Met gespannen gezichten kijken mijn kinderen naar het Jeugdjournaal. Ze horen dat de partij
van Geert Wilders de grootste is geworden. Dat hij Islamitische scholen wil sluiten en de
Koran wil verbieden. Ze horen ook dat dat volgens de wet niet eens mag.
Mijn zoon van tien hangt onderuit op de bank en staart naar de tv.
‘Hoe wil hij dat dan gaan doen mama? Het mag niet, maar het gaat toch gebeuren?’
‘Als hij premier wordt, mag hij alles bepalen’, denkt mijn negenjarige. Dan gaan alle
Islamitische scholen dicht en de moslims moeten weg.’
‘Meen je!’ roept mijn oudste. ‘Bilal is toch ook islamitisch?’ Hij kijkt zijn broertje
aan. Die haalt zijn schouders op.


‘Ik geloof het wel’ zegt hij dan voorzichtig. Dat klopt. Zijn vriendje is moslim.
‘Nee, jongens. ‘Luister.’ Ik grijp in. ‘Geert Wilders moet samenwerken met andere
partijen’. Ik pak de tablet erbij om de tekst van het Jeugdjournaal op te lezen. Alsof ik me
achter dat ding kan verschuilen voor alle verkiezingsellende. ‘Andere partijen hebben al
gezegd dat ze niets willen veranderen aan bijvoorbeeld de islamitische scholen in Nederland.
Of aan het recht om islamitisch te leven in Nederland. Geert Wilders heeft daarom gezegd dat
hij hier nu niets aan gaat veranderen.’
Mijn kinderen zijn er niet gerust op. Wat weet een moeder nu van politiek? En ze
hebben Geert Wilders zelf gezien op televisie.
‘Mama, dat is toch ook die man die heeft gezegd dat hij minder Marokkanen wil?’
vraagt mijn oudste verontrust.
‘Nee echt!’, roept mijn jongste. ‘Nou, lekker is dat als Marouan uit mijn klas dat
hoort. Daar zal hij niet blij mee zijn.’
‘Nee’, zegt zijn broer. ‘Ik zou ook echt pissig zijn als ik hem was.’

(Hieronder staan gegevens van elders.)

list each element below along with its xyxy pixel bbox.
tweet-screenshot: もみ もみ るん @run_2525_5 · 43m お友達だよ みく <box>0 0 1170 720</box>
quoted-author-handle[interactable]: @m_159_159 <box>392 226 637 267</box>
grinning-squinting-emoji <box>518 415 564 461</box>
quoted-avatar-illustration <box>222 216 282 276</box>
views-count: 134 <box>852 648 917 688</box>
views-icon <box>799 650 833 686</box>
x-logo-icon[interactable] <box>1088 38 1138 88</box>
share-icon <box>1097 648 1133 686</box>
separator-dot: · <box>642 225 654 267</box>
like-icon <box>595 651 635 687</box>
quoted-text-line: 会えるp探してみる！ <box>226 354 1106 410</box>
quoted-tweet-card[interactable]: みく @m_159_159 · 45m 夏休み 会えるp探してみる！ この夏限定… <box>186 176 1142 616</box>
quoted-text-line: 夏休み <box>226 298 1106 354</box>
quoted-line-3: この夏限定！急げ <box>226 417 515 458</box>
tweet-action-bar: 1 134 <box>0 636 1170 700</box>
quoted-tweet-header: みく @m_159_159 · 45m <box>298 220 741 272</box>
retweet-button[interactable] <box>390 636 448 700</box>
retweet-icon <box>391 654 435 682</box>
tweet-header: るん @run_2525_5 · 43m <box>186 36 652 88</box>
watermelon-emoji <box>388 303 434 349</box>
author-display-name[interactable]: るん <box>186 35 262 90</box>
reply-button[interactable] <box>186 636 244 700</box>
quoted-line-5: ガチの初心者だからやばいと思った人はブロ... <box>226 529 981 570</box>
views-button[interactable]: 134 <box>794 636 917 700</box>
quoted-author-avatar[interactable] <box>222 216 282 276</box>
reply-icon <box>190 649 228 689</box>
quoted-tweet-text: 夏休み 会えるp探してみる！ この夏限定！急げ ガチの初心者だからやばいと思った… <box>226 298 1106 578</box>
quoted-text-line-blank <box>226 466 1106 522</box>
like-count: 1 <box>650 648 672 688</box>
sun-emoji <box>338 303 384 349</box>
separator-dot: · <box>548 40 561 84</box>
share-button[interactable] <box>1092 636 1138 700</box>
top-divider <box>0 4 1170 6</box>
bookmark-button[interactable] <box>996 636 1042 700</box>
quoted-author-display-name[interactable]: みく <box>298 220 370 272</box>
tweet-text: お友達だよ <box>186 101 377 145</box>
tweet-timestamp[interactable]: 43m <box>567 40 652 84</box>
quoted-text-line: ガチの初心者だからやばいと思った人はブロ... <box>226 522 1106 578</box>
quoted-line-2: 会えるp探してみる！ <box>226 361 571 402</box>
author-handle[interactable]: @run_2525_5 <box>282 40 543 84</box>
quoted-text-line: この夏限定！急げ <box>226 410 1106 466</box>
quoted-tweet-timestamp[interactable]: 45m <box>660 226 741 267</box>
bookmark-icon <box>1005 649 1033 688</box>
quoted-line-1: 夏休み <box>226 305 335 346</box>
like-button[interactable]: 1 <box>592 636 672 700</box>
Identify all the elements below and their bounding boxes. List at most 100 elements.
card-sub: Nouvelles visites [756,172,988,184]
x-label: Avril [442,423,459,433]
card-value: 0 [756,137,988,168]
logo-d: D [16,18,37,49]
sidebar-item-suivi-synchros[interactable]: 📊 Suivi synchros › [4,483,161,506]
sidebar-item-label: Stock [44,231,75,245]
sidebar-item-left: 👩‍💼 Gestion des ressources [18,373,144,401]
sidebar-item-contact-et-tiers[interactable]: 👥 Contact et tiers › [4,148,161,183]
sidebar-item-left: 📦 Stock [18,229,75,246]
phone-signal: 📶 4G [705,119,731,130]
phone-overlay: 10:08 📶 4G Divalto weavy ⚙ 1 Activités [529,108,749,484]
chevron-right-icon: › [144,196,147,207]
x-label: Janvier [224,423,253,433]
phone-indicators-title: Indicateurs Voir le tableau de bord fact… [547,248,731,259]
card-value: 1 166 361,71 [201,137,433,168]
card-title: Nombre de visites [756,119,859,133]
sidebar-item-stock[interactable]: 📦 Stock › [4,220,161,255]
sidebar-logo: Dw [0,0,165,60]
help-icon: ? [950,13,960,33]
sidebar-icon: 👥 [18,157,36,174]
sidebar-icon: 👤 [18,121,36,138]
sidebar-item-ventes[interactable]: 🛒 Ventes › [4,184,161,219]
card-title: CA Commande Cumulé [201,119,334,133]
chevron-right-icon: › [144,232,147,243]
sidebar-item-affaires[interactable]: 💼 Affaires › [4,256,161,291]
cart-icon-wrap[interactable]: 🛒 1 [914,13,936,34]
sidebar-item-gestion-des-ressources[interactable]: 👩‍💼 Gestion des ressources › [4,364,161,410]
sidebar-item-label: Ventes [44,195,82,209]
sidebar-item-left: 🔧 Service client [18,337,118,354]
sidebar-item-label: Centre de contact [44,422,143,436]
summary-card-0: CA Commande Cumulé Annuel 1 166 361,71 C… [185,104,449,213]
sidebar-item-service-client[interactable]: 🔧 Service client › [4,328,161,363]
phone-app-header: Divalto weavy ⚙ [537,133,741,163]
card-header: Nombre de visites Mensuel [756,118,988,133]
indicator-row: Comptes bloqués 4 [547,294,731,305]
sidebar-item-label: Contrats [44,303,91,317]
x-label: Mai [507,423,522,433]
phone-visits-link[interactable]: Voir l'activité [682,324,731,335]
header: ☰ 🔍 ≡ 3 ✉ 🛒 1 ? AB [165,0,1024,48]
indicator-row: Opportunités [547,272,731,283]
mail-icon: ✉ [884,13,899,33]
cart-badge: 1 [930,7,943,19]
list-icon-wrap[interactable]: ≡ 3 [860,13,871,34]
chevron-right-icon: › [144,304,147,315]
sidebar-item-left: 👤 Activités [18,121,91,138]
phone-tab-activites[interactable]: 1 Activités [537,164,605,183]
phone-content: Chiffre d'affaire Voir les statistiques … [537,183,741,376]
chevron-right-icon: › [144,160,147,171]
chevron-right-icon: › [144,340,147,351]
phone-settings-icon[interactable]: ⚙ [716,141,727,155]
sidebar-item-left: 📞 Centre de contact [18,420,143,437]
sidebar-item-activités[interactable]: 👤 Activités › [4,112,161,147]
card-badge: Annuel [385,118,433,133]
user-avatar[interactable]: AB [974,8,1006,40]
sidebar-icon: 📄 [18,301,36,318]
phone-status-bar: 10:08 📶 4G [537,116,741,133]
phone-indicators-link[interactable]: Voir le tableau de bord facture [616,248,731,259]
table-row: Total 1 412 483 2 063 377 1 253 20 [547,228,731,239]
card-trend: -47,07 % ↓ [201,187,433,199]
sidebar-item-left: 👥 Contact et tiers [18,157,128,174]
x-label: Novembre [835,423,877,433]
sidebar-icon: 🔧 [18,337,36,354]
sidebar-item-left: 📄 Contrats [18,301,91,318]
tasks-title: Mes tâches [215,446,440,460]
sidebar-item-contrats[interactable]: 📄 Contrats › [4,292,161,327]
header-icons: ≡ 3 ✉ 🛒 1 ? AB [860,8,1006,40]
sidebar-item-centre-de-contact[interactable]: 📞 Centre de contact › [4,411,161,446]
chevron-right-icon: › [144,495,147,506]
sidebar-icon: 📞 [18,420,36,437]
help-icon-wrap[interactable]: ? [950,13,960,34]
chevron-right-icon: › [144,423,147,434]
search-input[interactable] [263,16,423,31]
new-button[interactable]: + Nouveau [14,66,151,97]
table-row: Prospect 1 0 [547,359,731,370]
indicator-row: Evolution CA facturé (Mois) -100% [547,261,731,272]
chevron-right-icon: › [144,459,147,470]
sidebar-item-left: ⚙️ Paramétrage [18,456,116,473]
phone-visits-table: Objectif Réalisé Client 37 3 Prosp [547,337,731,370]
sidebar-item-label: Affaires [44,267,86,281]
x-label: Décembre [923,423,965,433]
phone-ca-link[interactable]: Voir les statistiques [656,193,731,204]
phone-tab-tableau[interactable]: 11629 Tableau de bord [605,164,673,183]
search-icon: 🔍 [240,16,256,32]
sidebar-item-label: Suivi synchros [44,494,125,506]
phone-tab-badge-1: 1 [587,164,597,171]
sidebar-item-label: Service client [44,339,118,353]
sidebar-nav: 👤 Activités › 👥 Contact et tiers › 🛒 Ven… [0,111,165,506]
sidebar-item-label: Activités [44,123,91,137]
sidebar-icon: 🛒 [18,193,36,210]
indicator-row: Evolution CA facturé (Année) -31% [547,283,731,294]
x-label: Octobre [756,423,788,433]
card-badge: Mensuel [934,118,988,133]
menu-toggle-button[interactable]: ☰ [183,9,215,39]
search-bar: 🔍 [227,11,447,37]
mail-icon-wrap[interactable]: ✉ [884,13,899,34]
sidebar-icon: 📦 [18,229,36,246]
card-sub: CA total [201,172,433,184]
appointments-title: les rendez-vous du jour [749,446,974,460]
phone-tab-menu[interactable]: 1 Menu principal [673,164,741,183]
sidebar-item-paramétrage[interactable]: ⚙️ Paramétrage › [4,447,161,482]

Maar mama, hoe moet dat nou met Bilal?


Ik kijk naar de benauwde koppies van mijn kinderen en voel me leeg. Uitgeput,
terneergeslagen en vooral beschaamd over de verkiezingsuitslag en de uitwerking op mijn
kinderen. Ik roep altijd dat je kinderen dingen uit moet leggen, mee moet nemen en narigheid
moet ondertitelen. Maar ik heb nu even geen tekst.
‘Mogen we een toetje?’ vraagt mijn oudste. Opgelucht haal ik adem. Ik wil even iets
alledaags doen. Een toetje maken, stofzuigen. Desnoods de afwas.
‘Mag ik yoghurt met hagelslag erin?’ mijn jongste glimlacht charmant. Hagelslag
door de week. Ik ga te snel overstag en loop naar de keuken. Ik wil weg van dit gesprek. Hoe
graag ik ook met mijn kinderen over de actualiteit praat. Ik kan ze niet uitleggen dat één op
de vier Nederlanders kiest voor een partij die een hele bevolkingsgroep uitsluit. Vanuit de
keuken hoor ik mijn kinderen discussiëren.
‘Misschien moet hij dan wel weg.’ De stem van mijn oudste klinkt verontrust. Direct
daarna het geluid van boze blote voetjes op de keukenvloer.
‘Maar mama!’ mijn negenjarige staat voor me. Hij knippert onrustig met zijn ogen.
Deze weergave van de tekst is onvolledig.